O Alencar, que, imitando a sua dama, entrara tambem na gravidade, recitava traducções de Klopstock. Fallava-se com sisudez de politica; Maria era muito regeneradora.

E todas essas noites, Tancredo lá estava, indolente e bello, desenhando alguma flôr para ella bordar, ou tangendo á guitarra canções populares de Napoles. Todos alli o adoravam; mas ninguem mais que o velho Monforte, que passava horas, enterrado na sua alta gravata, contemplando o Principe com enternecimento. Depois, de repente, erguia-se, atravessava a sala, ia-se debruçar sobre elle, palpal-o, sentil-o, respiral-o, murmurando no seu francez de embarcadiço:

- Ça aller bien... Hein? Beaucoup bien... Ora estimo...

E estas correntes bruscas de affecto communicavam-se decerto, porque n'esse momento Maria tinha sempre um dos seus lindos sorrisos para o papá ou vinha beijal-o na testa.

De dia occupava-se de cousas serias. Organisara uma util associação de caridade, a Obra pia dos cobertores, com o fim de fazer no inverno ás familias necessitadas distribuições de agasalhos; e presidia no salão de Arroios, com uma campainha, as reuniões em que se elaboravam os estatutos.

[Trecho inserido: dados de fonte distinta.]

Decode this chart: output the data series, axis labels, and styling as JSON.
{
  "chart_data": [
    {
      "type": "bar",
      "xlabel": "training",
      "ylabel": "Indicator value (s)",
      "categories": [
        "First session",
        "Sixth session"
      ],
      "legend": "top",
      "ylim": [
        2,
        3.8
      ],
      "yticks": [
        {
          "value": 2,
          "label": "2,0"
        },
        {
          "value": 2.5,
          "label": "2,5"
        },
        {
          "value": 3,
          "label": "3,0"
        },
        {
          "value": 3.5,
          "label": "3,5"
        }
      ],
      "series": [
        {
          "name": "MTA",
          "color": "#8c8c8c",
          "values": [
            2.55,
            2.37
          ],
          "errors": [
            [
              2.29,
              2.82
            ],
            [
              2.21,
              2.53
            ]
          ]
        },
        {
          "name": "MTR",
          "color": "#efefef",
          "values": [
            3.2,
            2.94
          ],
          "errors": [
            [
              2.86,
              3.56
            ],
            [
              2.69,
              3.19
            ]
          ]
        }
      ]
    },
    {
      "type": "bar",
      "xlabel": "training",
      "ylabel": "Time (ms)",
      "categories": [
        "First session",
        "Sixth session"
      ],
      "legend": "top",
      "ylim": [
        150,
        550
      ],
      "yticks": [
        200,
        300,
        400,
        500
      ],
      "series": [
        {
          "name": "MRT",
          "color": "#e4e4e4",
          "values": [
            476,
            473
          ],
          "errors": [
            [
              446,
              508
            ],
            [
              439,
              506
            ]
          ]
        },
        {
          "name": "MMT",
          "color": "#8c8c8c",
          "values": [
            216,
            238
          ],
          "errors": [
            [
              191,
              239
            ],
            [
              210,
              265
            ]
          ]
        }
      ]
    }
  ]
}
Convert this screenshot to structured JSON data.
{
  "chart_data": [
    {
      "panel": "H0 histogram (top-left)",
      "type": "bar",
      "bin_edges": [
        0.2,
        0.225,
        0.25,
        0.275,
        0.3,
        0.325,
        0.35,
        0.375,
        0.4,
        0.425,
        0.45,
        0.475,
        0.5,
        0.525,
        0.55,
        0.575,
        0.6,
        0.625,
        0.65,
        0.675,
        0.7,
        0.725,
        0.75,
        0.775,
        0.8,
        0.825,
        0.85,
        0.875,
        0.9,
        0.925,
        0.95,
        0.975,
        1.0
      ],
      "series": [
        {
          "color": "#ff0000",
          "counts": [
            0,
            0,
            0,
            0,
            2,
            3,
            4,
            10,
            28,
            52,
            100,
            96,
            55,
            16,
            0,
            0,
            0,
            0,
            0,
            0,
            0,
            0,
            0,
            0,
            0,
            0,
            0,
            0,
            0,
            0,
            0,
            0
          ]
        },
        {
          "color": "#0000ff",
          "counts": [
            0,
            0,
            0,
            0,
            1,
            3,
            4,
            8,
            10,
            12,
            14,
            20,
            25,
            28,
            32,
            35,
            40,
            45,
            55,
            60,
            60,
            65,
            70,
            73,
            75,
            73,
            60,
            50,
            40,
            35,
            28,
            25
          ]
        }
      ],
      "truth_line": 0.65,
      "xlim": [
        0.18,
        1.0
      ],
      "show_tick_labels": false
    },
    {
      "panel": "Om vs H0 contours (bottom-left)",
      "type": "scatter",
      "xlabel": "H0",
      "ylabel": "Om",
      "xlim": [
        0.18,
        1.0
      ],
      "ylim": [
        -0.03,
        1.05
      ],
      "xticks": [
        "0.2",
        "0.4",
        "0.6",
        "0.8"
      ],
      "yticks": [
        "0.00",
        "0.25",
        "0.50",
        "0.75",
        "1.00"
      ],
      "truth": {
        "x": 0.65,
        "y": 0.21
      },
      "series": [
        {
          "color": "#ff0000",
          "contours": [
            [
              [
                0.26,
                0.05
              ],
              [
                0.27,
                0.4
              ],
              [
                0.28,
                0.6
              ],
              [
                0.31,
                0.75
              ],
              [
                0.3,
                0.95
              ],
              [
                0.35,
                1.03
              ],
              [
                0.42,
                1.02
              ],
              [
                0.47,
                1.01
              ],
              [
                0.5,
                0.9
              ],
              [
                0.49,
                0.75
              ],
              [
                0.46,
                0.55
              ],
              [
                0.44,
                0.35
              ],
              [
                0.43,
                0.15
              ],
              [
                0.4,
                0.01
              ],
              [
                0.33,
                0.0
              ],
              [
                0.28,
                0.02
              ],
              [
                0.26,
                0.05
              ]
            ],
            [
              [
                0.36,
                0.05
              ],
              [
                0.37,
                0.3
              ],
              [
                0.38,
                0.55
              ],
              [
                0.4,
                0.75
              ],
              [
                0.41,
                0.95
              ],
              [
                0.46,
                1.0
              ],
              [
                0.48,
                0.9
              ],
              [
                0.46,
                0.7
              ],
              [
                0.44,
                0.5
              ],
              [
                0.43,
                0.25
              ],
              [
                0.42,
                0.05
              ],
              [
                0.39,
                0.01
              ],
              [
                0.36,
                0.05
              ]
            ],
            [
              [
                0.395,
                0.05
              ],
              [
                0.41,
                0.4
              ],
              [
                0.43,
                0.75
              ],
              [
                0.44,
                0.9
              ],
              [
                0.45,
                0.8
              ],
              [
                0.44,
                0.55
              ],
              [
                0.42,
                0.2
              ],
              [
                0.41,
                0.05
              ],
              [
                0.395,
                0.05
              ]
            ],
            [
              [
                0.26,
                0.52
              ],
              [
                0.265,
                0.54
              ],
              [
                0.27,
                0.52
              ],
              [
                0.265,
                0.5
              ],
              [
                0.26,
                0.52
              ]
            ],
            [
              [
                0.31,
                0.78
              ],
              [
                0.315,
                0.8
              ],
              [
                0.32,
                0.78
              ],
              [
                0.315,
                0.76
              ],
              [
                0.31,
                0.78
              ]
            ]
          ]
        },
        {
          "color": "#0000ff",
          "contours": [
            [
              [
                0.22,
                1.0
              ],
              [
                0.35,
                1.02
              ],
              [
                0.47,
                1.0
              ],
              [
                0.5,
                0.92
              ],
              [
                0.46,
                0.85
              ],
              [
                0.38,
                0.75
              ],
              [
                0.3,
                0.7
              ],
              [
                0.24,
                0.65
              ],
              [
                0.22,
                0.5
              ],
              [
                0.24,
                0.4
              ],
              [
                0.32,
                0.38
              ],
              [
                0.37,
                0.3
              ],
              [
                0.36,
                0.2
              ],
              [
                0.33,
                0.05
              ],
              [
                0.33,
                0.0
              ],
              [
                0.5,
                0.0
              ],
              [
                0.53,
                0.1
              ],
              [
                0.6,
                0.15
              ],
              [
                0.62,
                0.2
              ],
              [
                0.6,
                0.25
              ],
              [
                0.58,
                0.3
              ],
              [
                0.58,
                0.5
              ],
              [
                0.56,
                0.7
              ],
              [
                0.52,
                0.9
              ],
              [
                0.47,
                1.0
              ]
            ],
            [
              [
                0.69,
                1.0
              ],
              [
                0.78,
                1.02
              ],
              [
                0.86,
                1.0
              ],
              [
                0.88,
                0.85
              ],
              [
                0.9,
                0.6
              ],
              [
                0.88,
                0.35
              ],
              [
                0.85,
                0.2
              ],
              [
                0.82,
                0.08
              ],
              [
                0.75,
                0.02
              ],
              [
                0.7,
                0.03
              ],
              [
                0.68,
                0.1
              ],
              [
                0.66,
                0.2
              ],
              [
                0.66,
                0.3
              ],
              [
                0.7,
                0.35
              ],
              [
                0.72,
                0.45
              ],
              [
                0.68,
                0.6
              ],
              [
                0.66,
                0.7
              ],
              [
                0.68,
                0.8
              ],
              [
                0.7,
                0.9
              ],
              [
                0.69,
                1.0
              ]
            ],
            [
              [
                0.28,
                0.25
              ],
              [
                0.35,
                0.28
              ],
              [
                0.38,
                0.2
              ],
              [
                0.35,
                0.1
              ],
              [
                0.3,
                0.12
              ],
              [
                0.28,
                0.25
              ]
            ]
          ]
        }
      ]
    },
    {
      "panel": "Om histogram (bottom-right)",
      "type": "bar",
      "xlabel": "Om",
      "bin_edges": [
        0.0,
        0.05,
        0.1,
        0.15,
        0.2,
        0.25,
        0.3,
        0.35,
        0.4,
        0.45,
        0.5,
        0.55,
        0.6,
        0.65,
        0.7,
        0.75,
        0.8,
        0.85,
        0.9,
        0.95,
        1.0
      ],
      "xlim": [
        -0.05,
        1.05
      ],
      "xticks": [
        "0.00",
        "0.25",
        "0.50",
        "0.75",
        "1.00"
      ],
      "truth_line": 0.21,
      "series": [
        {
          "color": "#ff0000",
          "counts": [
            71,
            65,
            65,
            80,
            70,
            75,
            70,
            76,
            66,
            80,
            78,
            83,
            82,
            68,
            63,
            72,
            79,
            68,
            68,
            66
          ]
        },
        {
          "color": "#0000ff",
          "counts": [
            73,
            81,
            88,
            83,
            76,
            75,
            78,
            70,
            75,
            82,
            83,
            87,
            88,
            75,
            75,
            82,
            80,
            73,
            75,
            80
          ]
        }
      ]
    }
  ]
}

Visitava os pobres. Ia tambem amiudadas vezes a uma devoção ás Egrejas, toda vestida de preto, a pé, com um véo muito espesso no rosto.

O esplendor da sua belleza apparecia agora velado por uma sombra tocante de ternura grave: a Deusa idealisava-se em Madona; e não era raro ouvil-a de repente suspirar sem razão.

Ao mesmo tempo a sua paixão pela filha crescia. Tinha então dois annos e estava realmente adoravel; vinha todas as noites um momento á sala, vestida com um luxo de princeza; e as exclamações, os extasis de Tancredo não findavam! Fizera-lhe o retrato a carvão, a esfuminho, a aquarella; ajoelhava-se para lhe beijar a mãosinha côr de rosa, como ao bambino sagrado. E Maria, agora, apesar dos protestos de Pedro, dormia sempre com ella entre os braços.

Ao começo d'esse setembro o velho Monforte partiu para os Pyrineos. Maria chorou, dependurada do pescoço do velho, como se elle largasse de novo para as travessias de Africa.

Ao jantar, porém, chegou já consolada e radiante; e Pedro voltou a fallar da reconciliação, parecendo-lhe bom o momento de ir a Bemfica recuperar para sempre aquelle papá tão teimoso...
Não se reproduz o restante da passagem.